Депутат парламента пишет из тюрьмы, являющейся как бы следующей после Думы страницей жизни современного народного представителя, что перед его окном вешают людей и бьют их перед этим; трех студентов в Москве вешают в один час. К началу 1908 года дело представлялось приблизительно в следующем виде: комплект тюремных мест был покрыт вдвое, достигнув впоследствии 200.000 человек. Число высланных равнялось 74-75.000, из них политических 88%, причем сюда не вошли ни следовавшие по этапам за время составления сведений (м. вн. дел), ни ожидавшие высылки по тюрьмам. Из этого числа около 40.000 было в бегах по указанным раньше причинам. Бывали отдельные месяцы, когда из одного Петербурга высылалось по 4.000 душ (1907 г.). В 1907 году по приговорам судов было больше предыдущего сослано на 35%, а в административном порядке на 68%. Наибольшее число высланных падает на губернии: Астраханскую, Архангельскую, Вологодскую и Тобольскую.

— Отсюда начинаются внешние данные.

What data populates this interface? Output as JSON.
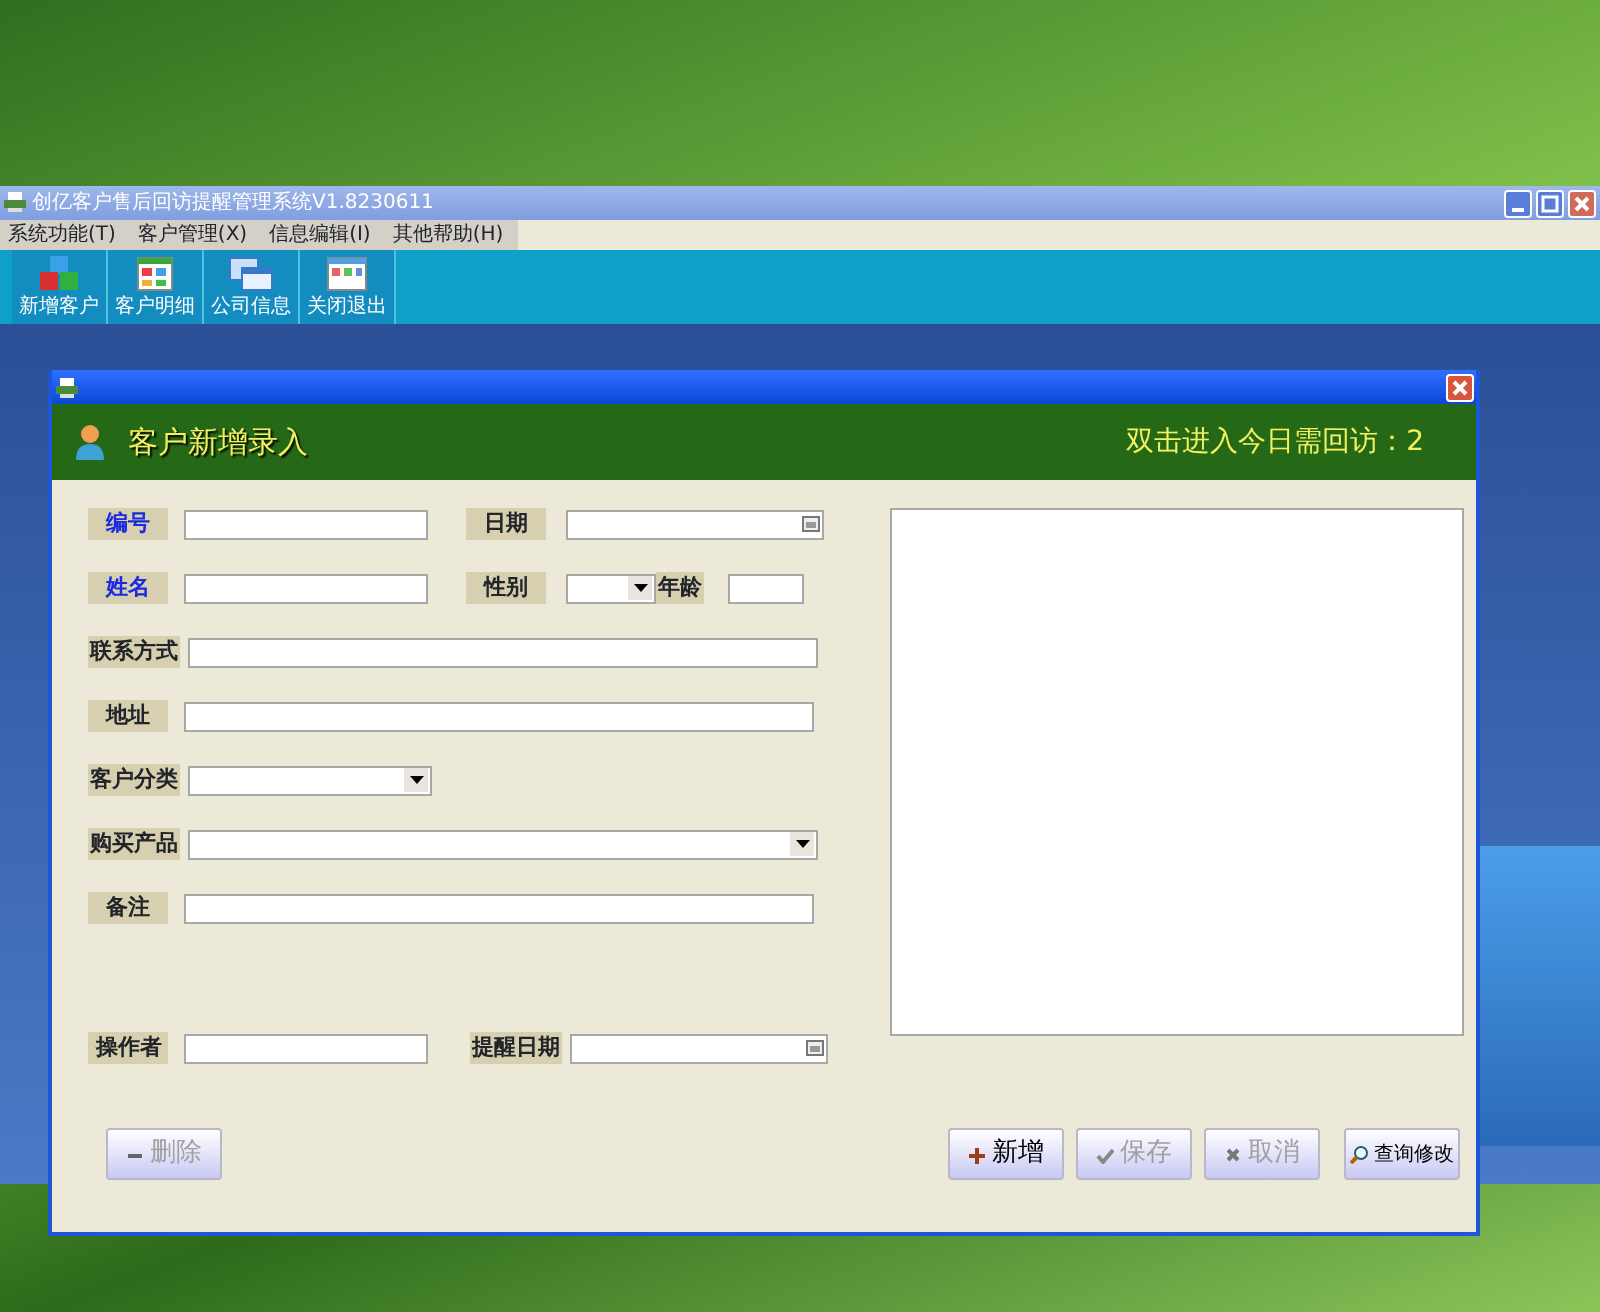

Затем идут Нарымский и Туруханский края, Обдорск, Березов и др. Третье место занимают поволжские губернии, а затем внутренние, куда ссылаются преимущественно в административном порядке рабочие и интеллигенты… За 1906 и 1907 гг. приговорено к смертной казни 2.717 ч., казнено 1.780, в том числе военно-полевыми приговорено и казнено 144. К каторге приговорено 3.873, к пожизненной ссылке 502 человека. К заключению в тюрьму и аресту присуждено 5.751 ч., в арестантские отделения 2.586, в дисциплинарные батальоны 1.538 ч., в крепость 1.307 человек… Всего за два года приговорено 18.274 человека, в среднем более 25 человек в день. За следующие полтора года все эти цифры значительно возросли. Печальная эпоха для сильных духом, трагическая для безвольных.